Risiken und Nebenwirkungen des Mindestlohns
Gerhard-Fürst-Preis 2017 des Statistischen Bundesamtes
Die Einführung des gesetzlichen Mindestlohns in Deutschland im Januar 2015 war die bedeutendste Arbeitsmarktreform der vergangenen Dekade und gleichzeitig ein absolutes Novum im bundesdeutschen Lohnverhandlungssystem. Nicht nur Ökonom/innen sahen in dem sozialpolitischen Experiment erhebliches Potential für Beschäftigungsverluste. Marcel Stechert von der Hochschule für Wirtschaft und Recht Berlin hat nun eine erste statistisch untermauerte Bestandsaufnahme vorgelegt. Dafür erhielt er im November 2017 einen Förderpreis des Statistischen Bundesamtes.
Ergebnisse einer umfassenden Evaluation durch die Mindestlohnkommission sind nicht vor 2020 zu erwarten. Marcel Stechert von der Hochschule für Wirtschaft und Recht (HWR) Berlin hat das Arbeitsmarktmodell, das seit drei Jahren in Deutschland angewendet wird, jetzt schon einmal genauer unter die Lupe genommen. In einer kritischen Analyse untersucht der Autor erstmals anhand amtlicher Beschäftigungsstatistiken der Bundesagentur für Arbeit Effekte des Mindestlohns und greift damit die schon im Vorfeld zum Teil sehr kontrovers und öffentlich geführte wirtschaftspolitische Diskussion um dessen Einführung auf.
Stechert belegt in seiner Bachelorarbeit, dass Arbeitnehmer/innen ab 25 Jahren vom Mindestlohnmodell durchaus profitieren. Die Kehrseite der Medaille ist, dass jüngere Beschäftigte klar zur Risikogruppe dieser Entwicklung zählen. Für sie lasse sich in der Gegenüberstellung von Beschäftigungswachstum und Mindestlohn ausschließlich ein negativer Zusammenhang nachweisen. Diese Ergebnisse findet Stechert bestätigt in internationalen wissenschaftlichen Untersuchungen zu vergleichbaren Ansätzen der Lohn- und Gehaltsstruktur. In der deutschen Forschungsliteratur kommen Jugendliche und andere Risikogruppen im Zusammenhang mit dem Thema Mindestlohns bis dato kaum vor.
Als Ursache für die negativen Beschäftigungseffekte unter den 15- bis 24-Jährigen identifiziert der Autor deren vergleichsweise niedrige Produktivität. Die Auswirkungen zeigen sich besonders deutlich, wenn viele Menschen auf niedrigem Niveau entlohnt werden.

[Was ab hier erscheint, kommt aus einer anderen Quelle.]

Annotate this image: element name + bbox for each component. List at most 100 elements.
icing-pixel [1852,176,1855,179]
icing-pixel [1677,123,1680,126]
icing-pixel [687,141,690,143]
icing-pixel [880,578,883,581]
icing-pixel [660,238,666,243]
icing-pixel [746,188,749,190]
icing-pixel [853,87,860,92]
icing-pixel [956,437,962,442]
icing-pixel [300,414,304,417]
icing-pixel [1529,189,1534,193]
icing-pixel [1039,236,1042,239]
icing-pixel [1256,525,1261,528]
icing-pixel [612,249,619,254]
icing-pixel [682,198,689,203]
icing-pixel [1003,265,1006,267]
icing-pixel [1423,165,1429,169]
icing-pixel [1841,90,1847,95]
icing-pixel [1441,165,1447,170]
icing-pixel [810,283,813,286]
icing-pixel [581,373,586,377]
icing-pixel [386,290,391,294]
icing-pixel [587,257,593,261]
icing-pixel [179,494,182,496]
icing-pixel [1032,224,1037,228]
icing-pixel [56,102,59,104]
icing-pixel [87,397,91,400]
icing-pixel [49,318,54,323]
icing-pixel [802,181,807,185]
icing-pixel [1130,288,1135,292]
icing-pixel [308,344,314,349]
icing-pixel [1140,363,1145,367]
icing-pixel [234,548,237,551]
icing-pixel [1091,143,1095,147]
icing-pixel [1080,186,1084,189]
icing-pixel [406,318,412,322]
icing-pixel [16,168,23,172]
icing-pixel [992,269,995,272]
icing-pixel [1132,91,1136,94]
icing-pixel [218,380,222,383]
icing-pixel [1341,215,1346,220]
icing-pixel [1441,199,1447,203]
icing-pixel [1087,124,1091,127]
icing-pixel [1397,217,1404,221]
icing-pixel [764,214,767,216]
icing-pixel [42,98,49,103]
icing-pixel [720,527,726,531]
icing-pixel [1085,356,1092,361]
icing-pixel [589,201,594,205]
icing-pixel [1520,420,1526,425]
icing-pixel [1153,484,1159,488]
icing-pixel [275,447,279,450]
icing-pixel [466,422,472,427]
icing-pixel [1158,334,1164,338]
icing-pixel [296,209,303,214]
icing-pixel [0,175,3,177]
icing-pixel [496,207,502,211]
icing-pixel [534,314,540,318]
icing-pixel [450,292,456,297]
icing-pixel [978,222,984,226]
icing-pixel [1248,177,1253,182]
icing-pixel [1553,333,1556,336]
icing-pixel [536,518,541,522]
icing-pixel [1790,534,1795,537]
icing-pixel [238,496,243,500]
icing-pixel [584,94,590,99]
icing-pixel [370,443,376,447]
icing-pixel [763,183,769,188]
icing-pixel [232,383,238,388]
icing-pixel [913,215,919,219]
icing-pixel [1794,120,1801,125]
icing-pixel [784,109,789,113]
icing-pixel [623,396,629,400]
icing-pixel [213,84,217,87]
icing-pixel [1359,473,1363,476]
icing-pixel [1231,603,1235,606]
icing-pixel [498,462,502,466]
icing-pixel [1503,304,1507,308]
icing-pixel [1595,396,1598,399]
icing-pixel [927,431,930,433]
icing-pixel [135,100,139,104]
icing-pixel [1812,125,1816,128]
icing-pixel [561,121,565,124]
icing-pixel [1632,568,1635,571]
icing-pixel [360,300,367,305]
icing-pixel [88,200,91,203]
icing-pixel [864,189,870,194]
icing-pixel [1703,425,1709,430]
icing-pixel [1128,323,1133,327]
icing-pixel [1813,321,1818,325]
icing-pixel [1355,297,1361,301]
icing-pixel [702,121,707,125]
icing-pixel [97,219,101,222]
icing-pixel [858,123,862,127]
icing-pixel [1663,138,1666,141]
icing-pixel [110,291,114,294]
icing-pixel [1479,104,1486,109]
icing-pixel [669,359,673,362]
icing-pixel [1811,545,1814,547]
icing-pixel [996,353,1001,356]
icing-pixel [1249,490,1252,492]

Der Abstand zwischen Mindestlohn und Durchschnittslohn greift intensiv in die allgemeine Lohnverteilung ein.
Der Absolvent des Bachelorstudiengangs Economics an der HWR Berlin stellt auch heraus, dass die Wachstumsraten der sozialversicherungspflichtigen Beschäftigung auch nach Einführung des Mindestlohns außerordentlich positiv sind, wobei diese Entwicklung in Ostdeutschland verhaltener ausfällt. Für geringfügig Beschäftigte und Minijobber/innen hatte sich dieser Aufwärtstrend zwar schon vorher verlangsamt, brach mit der Tarifreform jedoch nochmals erheblich ein. Dieser gravierende Rückgang war in Ostdeutschland, aufgrund des geringeren Lohnniveaus ohnehin überdurchschnittlich vom Mindestlohn betroffen, besonders ausgeprägt.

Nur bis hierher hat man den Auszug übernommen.